Até as mortes em Washington são políticas. E a saída de cena de John McCain, um dos mais importantes integrantes do Partido Republicano, veio em má hora para Donald Trump. Seu corpo imóvel na Rotunda do Capitólio fala — e fala muito no momento em que o comandante-em-chefe da nação enfrenta crise de credibilidade que pode desencadear um processo de impeachment. O cerco se fecha: na semana passada, seu ex-advogado Michael Cohen admitiu ter subornado duas mulheres para silenciar os affaires do chefe e seu ex-coordenador de campanha Paul Manafort foi condenado por corrupção por um tribunal.
Os principais caciques republicanos ainda mantêm um constrangido silêncio sobre o capítulo mais dramático até agora da novela trumpiana na presidência. Com maioria na Câmara e no Senado, os correligionários sabem que qualquer palavra pode abrir especulações no vai-não-vai da abertura de julgamento político para retirar o presidente da Casa Branca.
O corpo de McCain fala pela voz de seus colegas no funeral, mas também pela cadeira vazia do presidente americano, que não deve comparecer à cerimônia. Um dos últimos atos do senador, segundo a imprensa americana, foi o pedido para que Trump não presidisse sua cerimônia de despedida, atingindo-o naquilo que lhe é mais caro, os holofotes. O presidente deve ser representado pelo vice, Mike Pence.
Conheci McCain na eleição durante a cobertura da campanha eleitoral que perdeu para Barack Obama, em 2008. Não se pode dizer que aquela foi uma corrida presidencial limpa. Nenhuma é.
McCain foi um adversário duro contra Barack Obama, então o fato novo, o "change we can" da política americana cansada após oito anos desastrosos de George W. Bush. Fatos controversos foram trazidos à tona nos debates televisivos, como a suposta ligação do senador por Illinois com radicalismo islâmico pelo sobrenome "Hussein". Era época em que as fake news ainda estavam em gestação como máquina de propaganda.

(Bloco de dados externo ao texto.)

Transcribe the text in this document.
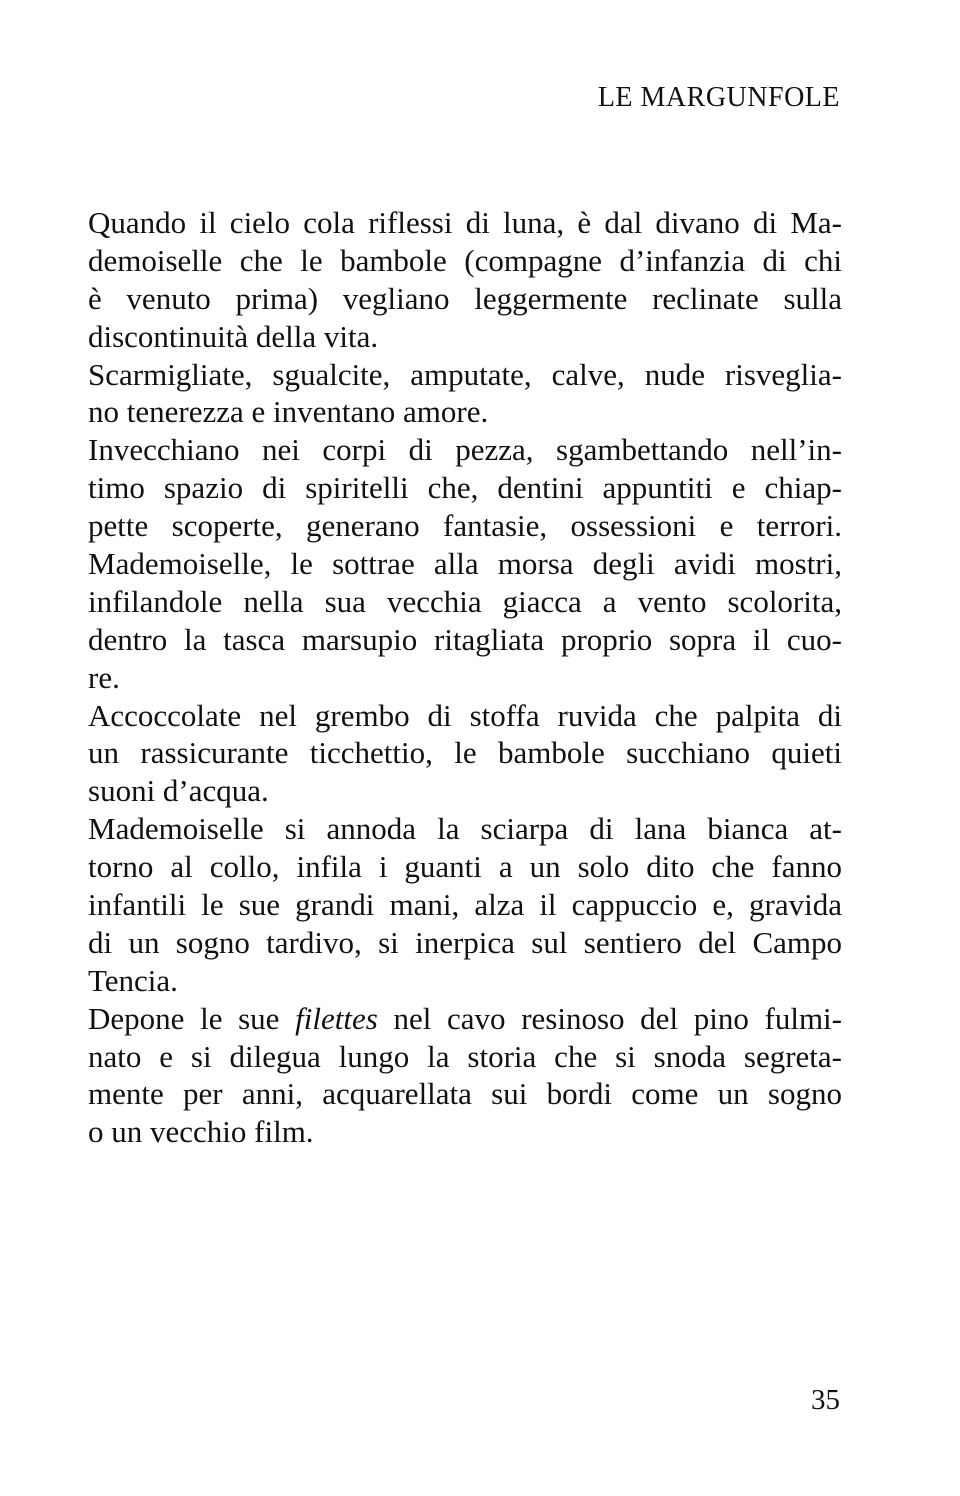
LE MARGUNFOLE
Quando il cielo cola riflessi di luna, è dal divano di Ma-
demoiselle che le bambole (compagne d’infanzia di chi
è venuto prima) vegliano leggermente reclinate sulla
discontinuità della vita.
Scarmigliate, sgualcite, amputate, calve, nude risveglia-
no tenerezza e inventano amore.
Invecchiano nei corpi di pezza, sgambettando nell’in-
timo spazio di spiritelli che, dentini appuntiti e chiap-
pette scoperte, generano fantasie, ossessioni e terrori.
Mademoiselle, le sottrae alla morsa degli avidi mostri,
infilandole nella sua vecchia giacca a vento scolorita,
dentro la tasca marsupio ritagliata proprio sopra il cuo-
re.
Accoccolate nel grembo di stoffa ruvida che palpita di
un rassicurante ticchettio, le bambole succhiano quieti
suoni d’acqua.
Mademoiselle si annoda la sciarpa di lana bianca at-
torno al collo, infila i guanti a un solo dito che fanno
infantili le sue grandi mani, alza il cappuccio e, gravida
di un sogno tardivo, si inerpica sul sentiero del Campo
Tencia.
Depone le sue filettes nel cavo resinoso del pino fulmi-
nato e si dilegua lungo la storia che si snoda segreta-
mente per anni, acquarellata sui bordi come un sogno
o un vecchio film.
35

Apesar dos golpes baixos de seus estrategistas, McCain era austero. Encarnava um dos últimos republicanos natos, que orgulhava as fileiras do partido. Nascido John Sidney McCain III na região do Canal do Panamá, era o tipo de candidato que despertava o encanto de uma geração por encarnar o locus de político apto a comandar a pátria no pós-Guerra Fria. Não apenas por ter lutado no Vietnã, mas por ter sobrevivido a ele, com bravura, quando a asa direita de seu jato A-4 Skyhawk foi arrancada e o piloto McCain, ejetado e com braços quebrados, sobreviveu em um lago de Hanói puxando com os dentes os pinos do salva-vidas. Quando conseguiu chegar à margem, foi capturado. Passou cinco anos na Hanói Hilton, o apelido da prisão comunista. Lembro que as características físicas de McCain que mais chamavam a atenção nos comícios em 2008 eram a limitação de seus movimentos por conta das torturas como prisioneiro.
Nos últimos anos, o senador sempre era lembrado como um dos candidatos possíveis de Partido Republicano com quadros cada vez mais envelhecidos. Em 2012, foi preterido, em troca de Mitt Romney, mais novo, com perfil de gestor. A carência de nomes nas entranhas republicanas, que faria o partido abraçar à fórceps Trump em 2016, já estava presente.
No Senado, McCain nutriu a fama de manter um controle rígido do dinheiro dos contribuintes. Livre das amarras da idade, sentia-se à vontade para pensar por si próprio e não pela legenda. Rompeu com Trump ainda na campanha. Não por divergências políticas, mas por questões éticas: diante da frase do candidato, segundo o qual, quando se é famoso, mulheres deixam que você faça "qualquer coisa".
McCain prosseguiu com sua metralhadora giratória verbal, cobrando Trump por sua política de separar imigrantes ilegais dos filhos. Coragem, honra, decência e caráter eram qualidades do senador. Não a toa, foi chamado de herói nos títulos dos obituários americanos, do mais direitista jornal republicano ao mais esquerdista diário de tintas democratas. Ainda que Trump tenha proibido a Casa Branca de usar esta palavra no comunicado oficial.